After she died my mind would race with those unanswered questions and it still does now when I think of all the milestones she has already missed and will miss in the future. I was doing my teaching degree when she was ill, she was too sick to come to my graduation.
Mum died before my first day of teaching and I desperately wanted to tell her all about it. She never got to meet my wonderful partner and she wont be there when I get engaged, or married, when I buy a house, or have a baby. The list just goes on and on.
I had no friends who had been through this type of loss and to be honest, I pushed most of them away while she was unwell because my life wasn’t carefree, I simply couldn’t relate to them anymore. I longed to talk to someone my age that’d also lost her mum. I felt that there would be something really comforting about knowing there was someone out there, just like me, feeling and thinking the same. Someone who could tell me I was normal and that hopefully this pain would somehow lesson one day. I decided that I would try to establish a not for profit organisation that would bring all girls and women who’ve experienced mother loss together.
I was on an American Motherless Daughters page and put a shout out to anyone in Australia who might like to be involved in sharing my vision and hopes. A woman named Eloise Hughes did, she was 13 when her mum died. We met and the connection was beautiful and unbeknownst to me, was the start of what would be a lifelong friendship and a wonderful community that would help hundreds of women Australia wide – Motherless Daughters Australia was on its way with a huge vision and many goals.

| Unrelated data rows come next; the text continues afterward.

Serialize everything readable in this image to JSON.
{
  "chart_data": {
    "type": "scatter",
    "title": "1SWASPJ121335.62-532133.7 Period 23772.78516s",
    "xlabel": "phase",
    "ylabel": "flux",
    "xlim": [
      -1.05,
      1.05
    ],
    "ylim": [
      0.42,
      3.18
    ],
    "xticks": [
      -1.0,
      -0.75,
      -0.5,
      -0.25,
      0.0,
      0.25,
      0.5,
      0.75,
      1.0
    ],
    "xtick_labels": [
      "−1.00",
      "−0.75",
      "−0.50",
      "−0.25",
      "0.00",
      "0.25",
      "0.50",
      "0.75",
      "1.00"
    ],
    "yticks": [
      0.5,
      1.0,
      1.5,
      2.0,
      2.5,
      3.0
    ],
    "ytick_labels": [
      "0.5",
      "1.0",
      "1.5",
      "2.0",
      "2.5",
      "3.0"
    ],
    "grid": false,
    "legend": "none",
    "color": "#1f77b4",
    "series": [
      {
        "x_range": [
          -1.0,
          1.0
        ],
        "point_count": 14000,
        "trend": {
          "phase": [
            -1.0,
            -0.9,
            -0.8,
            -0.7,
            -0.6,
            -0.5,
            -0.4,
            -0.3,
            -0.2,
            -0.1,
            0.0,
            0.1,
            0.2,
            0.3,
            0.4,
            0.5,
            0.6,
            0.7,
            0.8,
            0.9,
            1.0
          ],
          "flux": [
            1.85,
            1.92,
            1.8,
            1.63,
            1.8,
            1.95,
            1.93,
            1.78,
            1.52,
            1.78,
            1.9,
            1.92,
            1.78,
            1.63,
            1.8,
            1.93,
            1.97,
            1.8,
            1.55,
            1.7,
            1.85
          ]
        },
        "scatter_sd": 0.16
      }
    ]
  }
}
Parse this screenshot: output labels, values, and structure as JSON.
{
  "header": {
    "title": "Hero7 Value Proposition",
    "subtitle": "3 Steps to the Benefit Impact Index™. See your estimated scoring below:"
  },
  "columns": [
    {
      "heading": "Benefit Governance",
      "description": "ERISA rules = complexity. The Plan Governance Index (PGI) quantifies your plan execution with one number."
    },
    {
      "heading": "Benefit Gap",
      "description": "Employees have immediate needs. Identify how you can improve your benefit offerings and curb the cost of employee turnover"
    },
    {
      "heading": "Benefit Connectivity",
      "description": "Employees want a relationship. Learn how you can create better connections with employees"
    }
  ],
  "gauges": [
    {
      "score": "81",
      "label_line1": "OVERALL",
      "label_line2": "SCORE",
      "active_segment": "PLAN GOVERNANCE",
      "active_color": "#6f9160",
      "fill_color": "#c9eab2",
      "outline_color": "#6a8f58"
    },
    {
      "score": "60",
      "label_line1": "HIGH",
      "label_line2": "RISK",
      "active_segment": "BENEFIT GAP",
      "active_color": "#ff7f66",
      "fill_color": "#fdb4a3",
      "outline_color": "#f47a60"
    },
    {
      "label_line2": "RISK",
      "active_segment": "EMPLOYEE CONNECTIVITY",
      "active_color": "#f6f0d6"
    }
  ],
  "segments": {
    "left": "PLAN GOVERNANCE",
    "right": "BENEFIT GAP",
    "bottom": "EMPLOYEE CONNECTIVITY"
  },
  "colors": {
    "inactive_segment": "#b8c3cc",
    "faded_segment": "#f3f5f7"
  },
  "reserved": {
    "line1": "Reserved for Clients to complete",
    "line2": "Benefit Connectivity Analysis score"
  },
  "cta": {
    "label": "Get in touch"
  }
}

We want to connect women Australia-wide over high tea events and via an online network on Facebook. We have big hopes of being able to support younger girls by implementing programs into schools and provide professional development for teachers around Mother’s Day stalls in school. It will extend to supporting younger girls through their fathers that will, in turn, help the dads in practical ways. Workshops on all things mums usually do like brushing and styling hair, washing, cooking, cleaning, puberty, bras, tampons, etc. And arguably at a time when a girl needs their mum most, we want to partner with hospitals for childbirth and support post-birth.